Around 2:30, it was time for the parade. By this time, we’d been happily imbibing Japanese wine-cooler type beverages for hours, and we were damn ready! We tipsily made our way to the street with the crowds and watched streams of priests and town officials pass, carrying banners with giant penises emblazoned on them and carved wooden statues, while passing out buckets of free sake. We were standing next to an old Japanese man who didn’t speak much English, but was keen to learn, and just as keen to supply us with sake.
“What’s that, English?” He pointed at the banner.
“Penis” we told him. “It’s called a penis.”
“Pee-nus! Pee-nus!” He proclaimed, before laughing like a crazy person. We taught him more words.
“Cock-u! Big cock-u! I like big cock-u!” More hilarity and laughter, from him, from us, and from the Japanese couple next to us who clearly understood English.
“Everybody likes big cock” I replied, to even more laughter.
He was right though: coming down the street was the big cock, the star of the show, “a 280 kg (620 pound), 2.5 meter (96 inch)-long wooden phallus” (thank you for those stats, Wikipedia), carried by a dozen white-robed, giggling, probably drunk, Shinto priests. You could tell this was the highlight of their year, and at intervals they would stop and rest, or change out with other priests. There was a seemingly endless supply of priests that day!
The crowds moved from the street to the shrine complex to watch the giant phallus being inserted (ha!) into the shrine, it’s home for the coming year. Next year, the parade will be reversed, and it will be carried back down the street to the other shrine. And the cycle repeats.

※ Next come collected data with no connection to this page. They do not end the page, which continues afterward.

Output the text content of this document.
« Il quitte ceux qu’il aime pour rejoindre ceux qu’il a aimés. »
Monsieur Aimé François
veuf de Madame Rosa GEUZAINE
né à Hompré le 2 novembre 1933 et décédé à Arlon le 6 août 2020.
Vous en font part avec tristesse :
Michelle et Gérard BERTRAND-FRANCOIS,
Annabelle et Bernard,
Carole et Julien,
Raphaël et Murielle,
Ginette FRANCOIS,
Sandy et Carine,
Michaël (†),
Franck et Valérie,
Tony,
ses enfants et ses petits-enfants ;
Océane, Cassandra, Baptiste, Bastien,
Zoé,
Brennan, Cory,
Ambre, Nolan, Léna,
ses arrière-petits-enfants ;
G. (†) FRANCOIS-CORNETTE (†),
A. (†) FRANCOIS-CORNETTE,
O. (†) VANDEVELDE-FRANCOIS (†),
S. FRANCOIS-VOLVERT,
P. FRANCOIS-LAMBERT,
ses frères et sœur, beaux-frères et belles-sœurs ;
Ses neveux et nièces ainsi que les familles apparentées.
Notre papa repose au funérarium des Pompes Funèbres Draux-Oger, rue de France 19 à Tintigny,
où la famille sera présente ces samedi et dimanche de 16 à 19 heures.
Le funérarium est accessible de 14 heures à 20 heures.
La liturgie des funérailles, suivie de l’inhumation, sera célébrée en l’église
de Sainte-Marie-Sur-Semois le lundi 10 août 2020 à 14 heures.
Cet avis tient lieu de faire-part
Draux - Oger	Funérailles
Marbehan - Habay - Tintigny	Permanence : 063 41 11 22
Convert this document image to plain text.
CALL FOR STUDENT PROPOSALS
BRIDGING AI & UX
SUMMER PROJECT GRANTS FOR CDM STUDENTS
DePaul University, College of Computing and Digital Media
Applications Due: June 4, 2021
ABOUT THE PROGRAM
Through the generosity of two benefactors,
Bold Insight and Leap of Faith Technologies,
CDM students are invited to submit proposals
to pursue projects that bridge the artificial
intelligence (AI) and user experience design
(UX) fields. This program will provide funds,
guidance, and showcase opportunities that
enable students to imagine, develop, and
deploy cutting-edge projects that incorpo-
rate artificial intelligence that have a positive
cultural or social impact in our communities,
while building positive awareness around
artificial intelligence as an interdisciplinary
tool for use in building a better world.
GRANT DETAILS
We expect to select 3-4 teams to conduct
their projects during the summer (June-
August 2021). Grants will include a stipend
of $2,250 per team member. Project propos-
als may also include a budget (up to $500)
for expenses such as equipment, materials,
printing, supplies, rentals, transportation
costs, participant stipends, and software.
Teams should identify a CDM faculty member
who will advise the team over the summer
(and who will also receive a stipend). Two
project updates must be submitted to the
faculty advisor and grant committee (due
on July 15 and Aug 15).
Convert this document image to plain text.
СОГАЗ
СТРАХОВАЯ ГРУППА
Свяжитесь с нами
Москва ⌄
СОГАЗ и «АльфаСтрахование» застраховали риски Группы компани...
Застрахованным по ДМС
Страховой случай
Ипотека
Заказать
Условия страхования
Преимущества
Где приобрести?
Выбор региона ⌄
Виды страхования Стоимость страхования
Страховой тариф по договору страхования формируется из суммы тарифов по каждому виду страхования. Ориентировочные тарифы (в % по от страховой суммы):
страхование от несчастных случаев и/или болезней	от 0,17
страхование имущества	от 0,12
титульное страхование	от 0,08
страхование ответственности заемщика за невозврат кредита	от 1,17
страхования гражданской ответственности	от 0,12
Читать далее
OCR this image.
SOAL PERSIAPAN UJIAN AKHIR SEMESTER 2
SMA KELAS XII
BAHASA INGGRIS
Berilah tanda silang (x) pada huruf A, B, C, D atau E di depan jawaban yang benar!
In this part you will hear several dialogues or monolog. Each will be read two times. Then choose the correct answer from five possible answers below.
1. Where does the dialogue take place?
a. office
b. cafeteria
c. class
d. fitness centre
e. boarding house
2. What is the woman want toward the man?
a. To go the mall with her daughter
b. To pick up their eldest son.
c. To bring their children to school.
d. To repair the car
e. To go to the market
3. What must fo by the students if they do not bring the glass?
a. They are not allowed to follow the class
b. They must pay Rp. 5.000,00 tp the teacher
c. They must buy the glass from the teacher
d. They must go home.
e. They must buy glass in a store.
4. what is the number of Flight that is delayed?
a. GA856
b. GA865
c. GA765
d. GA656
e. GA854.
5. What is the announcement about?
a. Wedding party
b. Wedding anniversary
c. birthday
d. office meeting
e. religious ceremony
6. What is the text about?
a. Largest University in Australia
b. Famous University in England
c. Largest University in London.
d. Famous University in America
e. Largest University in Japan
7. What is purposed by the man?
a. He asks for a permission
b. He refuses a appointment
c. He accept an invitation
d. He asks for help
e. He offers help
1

But there was still one more event in store for us. Close to 4:00, we moved to an area outside the shrine yard, where a giant scaffolding had been erected. The crowd arranged themselves in front of this scaffolding and waited. At 4:00 the priests climbed on top of the scaffolding and lined up. Over a loudspeaker, an announcement was made in Japanese, something to the effect of “remove your glasses, put away your cameras, if you get hurt it’s not our fault, etc”. Then, chanting, the priests picked up hard balls of mochi and pelted them at the waiting crowd! Catching a mochi ball means good luck for your baby-making future, but you were far more likely to get hit with one – and they hurt too, Imaan took one to the head and saw black for a moment! It was kind of like being in a mosh pit: a bit scary, but good fun.
We had a final browse of the food stalls, another Kirin “Strong” flavored alcoholic beverage, and with the fading light and cooling air decided to take the party back to Justin and Matt’s place to hang out. It had been a day filled with food, booze, immaturity, reverence, and amazing good friends. Pretty much the best day ever, and one of my favorite days in Japan so far!